Structure of an antibody. Image: Los Alamos National Laboratory. |
A National Institutes of Health (NIH) grant to Los Alamos National
Laboratory Bioscience Division could help unravel the gnarly secrets of how
many human genes function.
Originally discovered in the Human Genome Project, the approximately 20,000
genes of the human body have been slow to reveal their exact roles. And one of
the best tools for exposing a gene’s function is to take the protein it
produces and generate specific antibodies, usually by vaccinating mice or
rabbits. Antibodies are specialized proteins the immune system deploys to block
the actions of potentially harmful bacteria and viruses.
By looking at antibodies, researchers can identify where, in a cell, genes
are active and under what conditions they increase or decrease their
expression. Antibodies are also one of the fastest growing classes of new
therapeutics, with sales of about $40 billion in 2010.

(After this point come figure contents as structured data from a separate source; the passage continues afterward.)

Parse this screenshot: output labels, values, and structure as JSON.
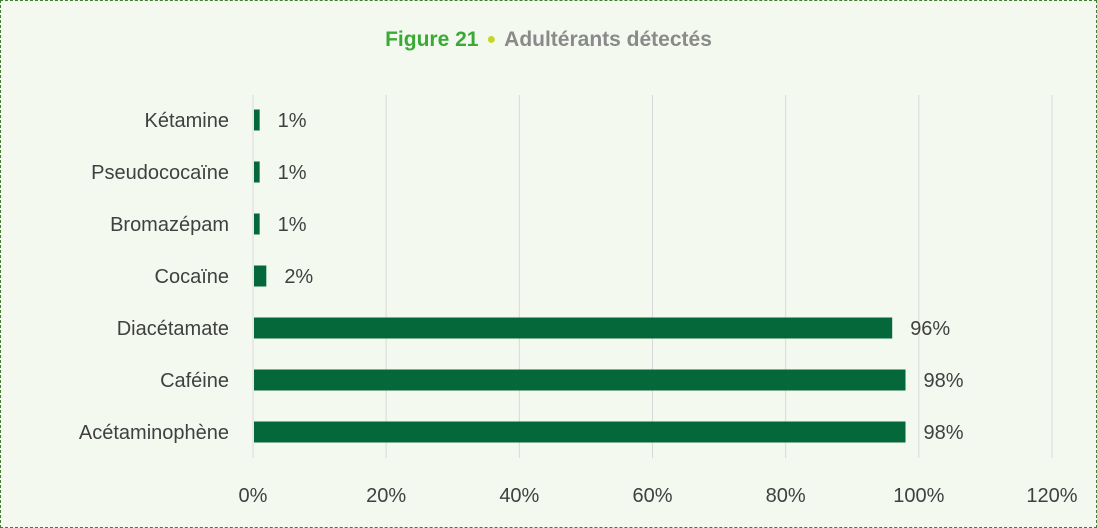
{
  "figure": {
    "number": "Figure 21",
    "title": "Adultérants détectés"
  },
  "colors": {
    "background": "#f4f9f0",
    "bar": "#04683a",
    "figure_number": "#3aa935",
    "title_dot": "#c3d62a",
    "title_text": "#8a8a8a",
    "border": "#3f7f2e",
    "grid": "#d9d9d9"
  },
  "chart_data": {
    "type": "bar",
    "orientation": "horizontal",
    "categories": [
      "Kétamine",
      "Pseudococaïne",
      "Bromazépam",
      "Cocaïne",
      "Diacétamate",
      "Caféine",
      "Acétaminophène"
    ],
    "values": [
      1,
      1,
      1,
      2,
      96,
      98,
      98
    ],
    "data_labels": [
      "1%",
      "1%",
      "1%",
      "2%",
      "96%",
      "98%",
      "98%"
    ],
    "x_ticks": [
      "0%",
      "20%",
      "40%",
      "60%",
      "80%",
      "100%",
      "120%"
    ],
    "xlim": [
      0,
      120
    ],
    "unit": "%",
    "grid": true,
    "legend": false
  }
}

With the new NIH Common Fund grant of more than $4 million, researchers led
by Andrew Bradbury aim to develop an automated pipeline to generate antibodies
against human gene products, without using animals.

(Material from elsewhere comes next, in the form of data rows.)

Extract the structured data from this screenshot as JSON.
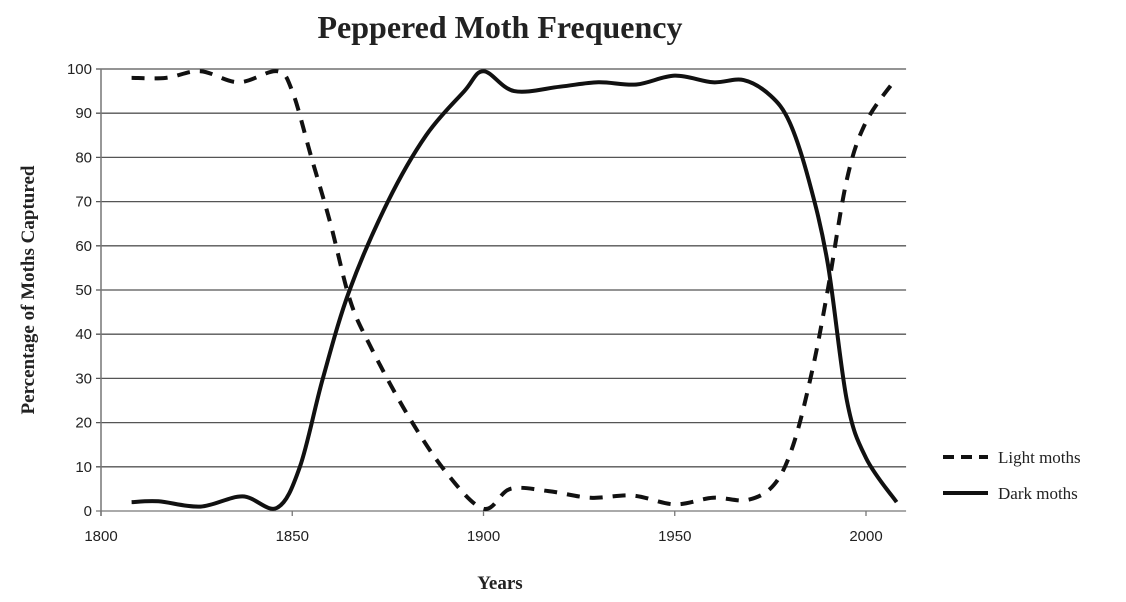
{
  "chart_data": {
    "type": "line",
    "title": "Peppered Moth Frequency",
    "xlabel": "Years",
    "ylabel": "Percentage of Moths Captured",
    "xlim": [
      1800,
      2011
    ],
    "ylim": [
      0,
      100
    ],
    "xticks": [
      1800,
      1850,
      1900,
      1950,
      2000
    ],
    "yticks": [
      0,
      10,
      20,
      30,
      40,
      50,
      60,
      70,
      80,
      90,
      100
    ],
    "grid": "horizontal",
    "legend_position": "right",
    "series": [
      {
        "name": "Light moths",
        "style": "dashed",
        "color": "#111111",
        "x": [
          1808,
          1817,
          1826,
          1836,
          1846,
          1850,
          1855,
          1860,
          1865,
          1870,
          1880,
          1890,
          1900,
          1907,
          1917,
          1928,
          1939,
          1950,
          1960,
          1969,
          1976,
          1981,
          1986,
          1990,
          1995,
          2000,
          2008
        ],
        "y": [
          98,
          98,
          99.5,
          97,
          99.5,
          95,
          80,
          65,
          48,
          38,
          22,
          9,
          0.5,
          5,
          4.5,
          3,
          3.5,
          1.5,
          3,
          2.5,
          6,
          15,
          32,
          50,
          75,
          88,
          98
        ]
      },
      {
        "name": "Dark moths",
        "style": "solid",
        "color": "#111111",
        "x": [
          1808,
          1815,
          1826,
          1837,
          1846,
          1852,
          1858,
          1865,
          1875,
          1885,
          1895,
          1900,
          1908,
          1920,
          1930,
          1940,
          1950,
          1960,
          1968,
          1975,
          1980,
          1985,
          1990,
          1995,
          2000,
          2008
        ],
        "y": [
          2,
          2.2,
          1,
          3.3,
          0.7,
          10,
          30,
          50,
          70,
          85,
          95,
          99.5,
          95,
          96,
          97,
          96.5,
          98.5,
          97,
          97.5,
          94,
          88,
          75,
          56,
          25,
          12,
          2
        ]
      }
    ]
  }
}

Instead Bradbury’s team will use “antibody libraries” expressed in
bacteria and bakers yeast. These libraries are enormous, comprising billions of
different antibodies, and the ultimate goal is to identify antibodies in the
libraries that recognize each human protein. The broad availability of
antibodies against all human proteins will facilitate the understanding of
human disease and provide likely targets for therapeutic intervention, with the
antibodies themselves potentially becoming therapeutic leads.
This project will leverage much of the technology that has been developed
over the years at LANL, including flow cytometry, antibody libraries, and
fluorescent protein technology, and has the potential to create a set of tools
applicable to many different problems of interest to sponsors beyond NIH,
including the U.S. Department of Energy and Department of Defense.